In our image-making industry, there are people who wholeheartedly believe in doing as much as they can, in-camera. So when it comes to creating something like this, they would’ve made an entire set, cowboy porcelain figurine and all, and then film it.
Do you have a specific opinion regarding that methodology? What do you think are some of the most unexpected advantages to taking the full-CG path?
For me this kind of look is clearly not a substitute for real sets, it´s just another tool. Depending on the kind of production it can be interesting and it can have some advantages like:
- There are no limitations in camera placement or movement.
- It´s easy to add effects like smoke, rain, mist….even digital seas.
- No limitation in set size, no need to store them. Multiple animation teams can work on the same set at the same time without building it again.
- No need for rig removal.
- Characters are easy to isolate from the background, and also character crowds are easy to add.
- Digital sets are easier to modify colors, textures and even geometry than real ones.
Could you share with us a little bit of your craft/career history: When and how did you first get your start in the industry? What were some of the most important artistic/technical/ milestones in your professional life?
I started 15 years ago, working for Cadiz University, we used to make multimedia software. Then moved to the games industry where I worked on games like Commandos, Galleon and the Worms franchise. I started to work on the advertising industry at Furia Digital in Barcelona, with clients like RSA. Also worked on the film industry as Lead CG Artist on His Majesty Minor from Jean Jaques Annaud, worked also on Camino, from Javier Fesser and Agora from Alejandro Amenabar, that just won the Goya 2010 for the Best Visual Effects.

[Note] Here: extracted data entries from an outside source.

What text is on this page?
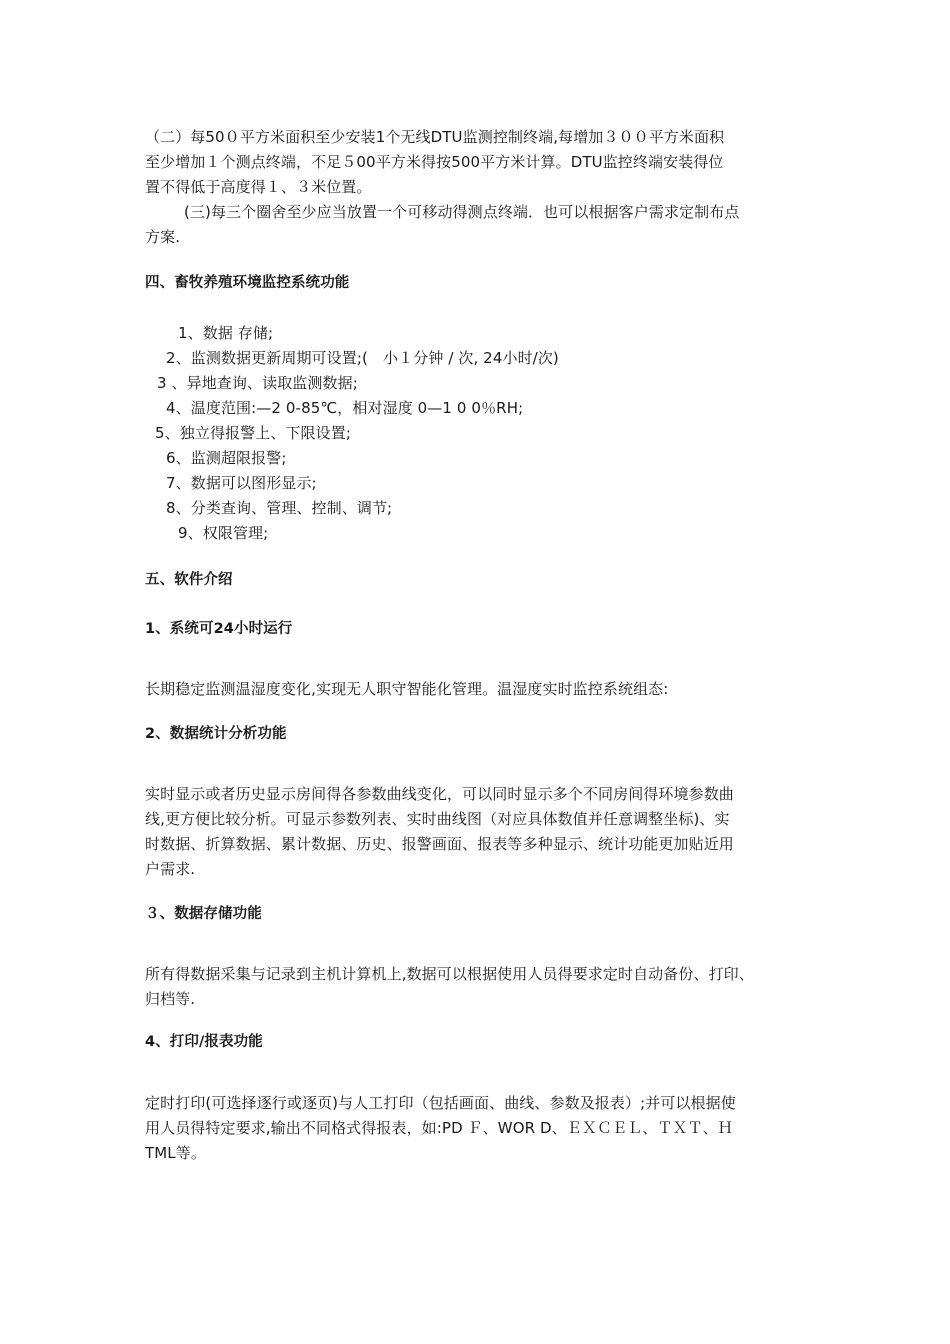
（二）每50０平方米面积至少安装1个无线DTU监测控制终端,每增加３００平方米面积
至少增加１个测点终端，不足５00平方米得按500平方米计算。DTU监控终端安装得位
置不得低于高度得１、３米位置。
(三)每三个圈舍至少应当放置一个可移动得测点终端．也可以根据客户需求定制布点
方案.
四、畜牧养殖环境监控系统功能
1、数据 存储;
2、监测数据更新周期可设置;(　小１分钟 / 次, 24小时/次)
3 、异地查询、读取监测数据;
4、温度范围:—2 0-85℃，相对湿度 0—1 0 0％RH;
5、独立得报警上、下限设置;
6、监测超限报警;
7、数据可以图形显示;
8、分类查询、管理、控制、调节;
9、权限管理;
五、软件介绍
1、系统可24小时运行
长期稳定监测温湿度变化,实现无人职守智能化管理。温湿度实时监控系统组态:
2、数据统计分析功能
实时显示或者历史显示房间得各参数曲线变化，可以同时显示多个不同房间得环境参数曲
线,更方便比较分析。可显示参数列表、实时曲线图（对应具体数值并任意调整坐标)、实
时数据、折算数据、累计数据、历史、报警画面、报表等多种显示、统计功能更加贴近用
户需求.
３、数据存储功能
所有得数据采集与记录到主机计算机上,数据可以根据使用人员得要求定时自动备份、打印、
归档等.
4、打印/报表功能
定时打印(可选择逐行或逐页)与人工打印（包括画面、曲线、参数及报表）;并可以根据使
用人员得特定要求,输出不同格式得报表，如:PD Ｆ、WOR D、ＥＸＣＥＬ、ＴＸＴ、Ｈ
TML等。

Looking to the future, what are you aiming for? Specific career goals? Specific aspects of your craft that you intend to pursue? Do you see yourself pushing this miniature technique even further? If so, how?
I think this test is a good starting point but I should be looking into making things to appear more handmade in some areas, especially modeling wise. We´re already working at Hornet on a next step that will also include CG characters that look like real puppets.
Thank you Javier, we’re looking forward to seeing the next project from you/Hornet!